Erstens ging es um die Herausforderung, Künstlerbücher und insbesondere alternative, meist im Print-on-Demand-Verfahren selbsthergestellte künstlerische Publikationsformen – so genannte Zines – (ortsverteilt) systematisch zu sammeln sowie vermittels der etablierten bibliothekarischen Nachweissysteme zugänglich zu machen. Da diese Aufgabe bislang nur punktuell – etwa vom Bremer Zentrum für Künstlerpublikationen, dem Archiv für Jugendkulturen Berlin oder dem privaten Archive Artist Publications in München – übernommen wird, diagnostizierten die Teilnehmenden dringenden Handlungsbedarf. Zweitens diskutierte die Unkonferenz die Frage, auf welche Weise Bibliotheken künstlerische Arbeit ermöglichen bzw. unterstützen können? Dabei kamen Stipendienprogramme wie das ÖNB Labs Art Program der Österreichischen Nationalbibliothek, der Künstlerbuchpreis der Herzog August Bibliothek Wolfenbüttel oder das Artist Fellowship der Bibliotheca Hertziana in Rom ebenso zur Sprache wie bauliche Eingriffe zur Erweiterung von Bibliotheken um Atelier- und Ausstellungsflächen nach dem Vorbild z.B. der Extended Library der Hochschule für bildende Künste Hamburg – eine Handlungsdimension, die die Staatsbibliothek künftig mithilfe ihres Stabi Labs engagiert erschließen möchte. Eng damit in Zusammenhang stehend wurden drittens einige Strategieideen entwickelt, um Lesesäle künftig stärker für künstlerische Interventionen wie diejenigen des Berliner Schriftkünstlers Axel Malik zu öffnen und Artistic Research als gleichberechtigte Methode zur Beforschung von Bibliothekständen zu etablieren – ein Thema, das kurze Zeit später auch die Hochschule für Gestaltung und Kunst Basel im Rahmen ihrer Veranstaltungsreihe Ask a Librarian zum Gegenstand des Symposiums Artistic Research – künstlerische Forschung und Bibliotheken machen sollte.

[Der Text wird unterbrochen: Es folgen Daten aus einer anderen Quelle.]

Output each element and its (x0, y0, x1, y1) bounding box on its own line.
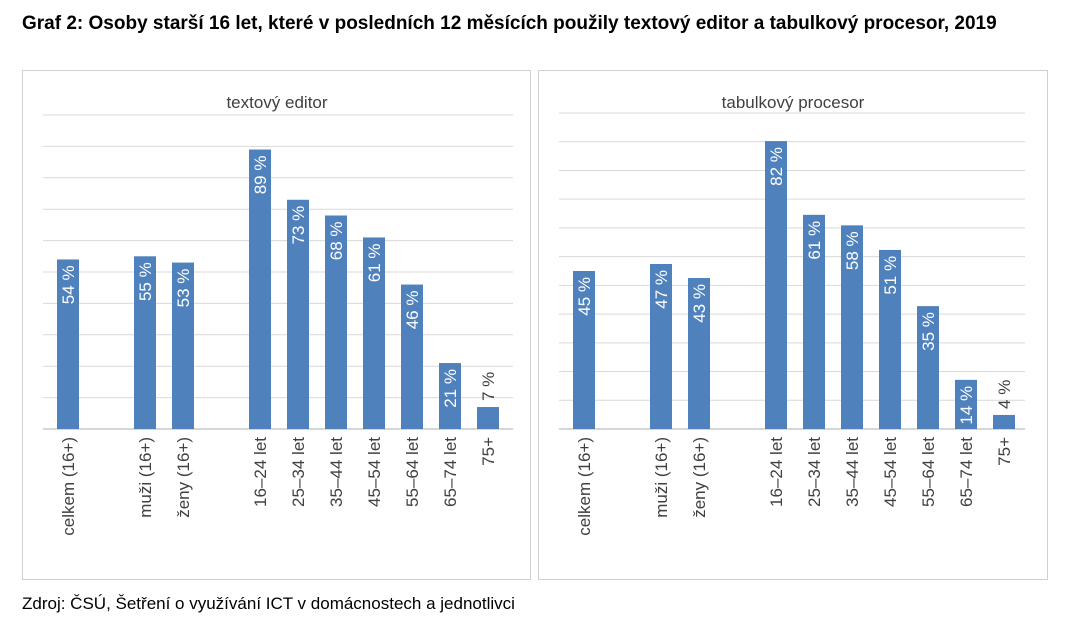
chart-spreadsheet: tabulkový procesor 45 % celkem (16+) 47 % mu… (559, 93, 1025, 536)
category-label: 55–64 let (403, 437, 422, 507)
category-label: celkem (16+) (575, 437, 594, 536)
bar (803, 214, 825, 429)
data-label: 45 % (575, 277, 594, 316)
data-label: 46 % (403, 291, 422, 330)
bar (249, 149, 271, 429)
category-label: ženy (16+) (174, 437, 193, 518)
chart-text-editor: textový editor 54 % celkem (16+) 55 % muži (… (43, 93, 513, 536)
bar (688, 278, 710, 429)
bar (650, 263, 672, 429)
bar (134, 256, 156, 429)
bar (765, 141, 787, 429)
category-label: muži (16+) (652, 437, 671, 518)
category-label: 55–64 let (919, 437, 938, 507)
data-label: 89 % (251, 156, 270, 195)
category-label: celkem (16+) (59, 437, 78, 536)
bar (172, 262, 194, 429)
category-label: 25–34 let (289, 437, 308, 507)
data-label: 54 % (59, 265, 78, 304)
category-label: 16–24 let (251, 437, 270, 507)
data-label: 61 % (805, 221, 824, 260)
category-label: 65–74 let (441, 437, 460, 507)
source-note: Zdroj: ČSÚ, Šetření o využívání ICT v do… (22, 594, 515, 613)
category-label: 16–24 let (767, 437, 786, 507)
category-label: 45–54 let (881, 437, 900, 507)
data-label: 58 % (843, 231, 862, 270)
category-label: 75+ (995, 437, 1014, 466)
bar (325, 215, 347, 429)
data-label: 53 % (174, 269, 193, 308)
data-label: 82 % (767, 147, 786, 186)
category-label: 25–34 let (805, 437, 824, 507)
bar (363, 237, 385, 429)
bar (57, 259, 79, 429)
data-label: 61 % (365, 243, 384, 282)
data-label: 14 % (957, 386, 976, 425)
bar (573, 271, 595, 429)
data-label: 68 % (327, 221, 346, 260)
chart-heading: Graf 2: Osoby starší 16 let, které v pos… (22, 13, 997, 34)
data-label: 21 % (441, 369, 460, 408)
data-label: 7 % (479, 372, 498, 401)
bar (287, 199, 309, 429)
bar (917, 306, 939, 429)
data-label: 55 % (136, 262, 155, 301)
bar (477, 407, 499, 429)
category-label: ženy (16+) (690, 437, 709, 518)
chart-title: textový editor (226, 93, 327, 112)
chart-title: tabulkový procesor (722, 93, 865, 112)
data-label: 51 % (881, 256, 900, 295)
data-label: 35 % (919, 312, 938, 351)
bar (955, 379, 977, 429)
category-label: 75+ (479, 437, 498, 466)
category-label: 35–44 let (327, 437, 346, 507)
bar (401, 284, 423, 429)
bar (841, 225, 863, 429)
category-label: 65–74 let (957, 437, 976, 507)
category-label: 35–44 let (843, 437, 862, 507)
data-label: 4 % (995, 380, 1014, 409)
data-label: 43 % (690, 284, 709, 323)
category-label: 45–54 let (365, 437, 384, 507)
category-label: muži (16+) (136, 437, 155, 518)
data-label: 73 % (289, 206, 308, 245)
bar (993, 414, 1015, 429)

Das Barcamp endete viertens schließlich mit einer Betrachtung seines Potentials als Blaupause für weitere Veranstaltungsformate zur engeren Vernetzung von Bibliotheken, Museen und Kunstschaffenden. In dieser Perspektive betonten die Teilnehmenden insbesondere die Wichtigkeit, Lehrkooperationen mit Kunsthochschulen zu initiieren – in der Hoffnung, auf diese Weise etwaige Berührungsängste auf beiden Seiten bereits frühzeitig abbauen und Neugier auf die jeweils andere Perspektive wecken zu können. Damit aus Staatsbibliotheken letztlich StARTSbibliotheken werden.

 

Ein ausführlicherer Rückblick auf das Barcamp von Nicole Eichenberger, Christian Mathieu, Zoe Schubert und Katja Sternitzke erscheint im Herbst in der Zeitschrift für Bibliothekswesen und Bibliographie.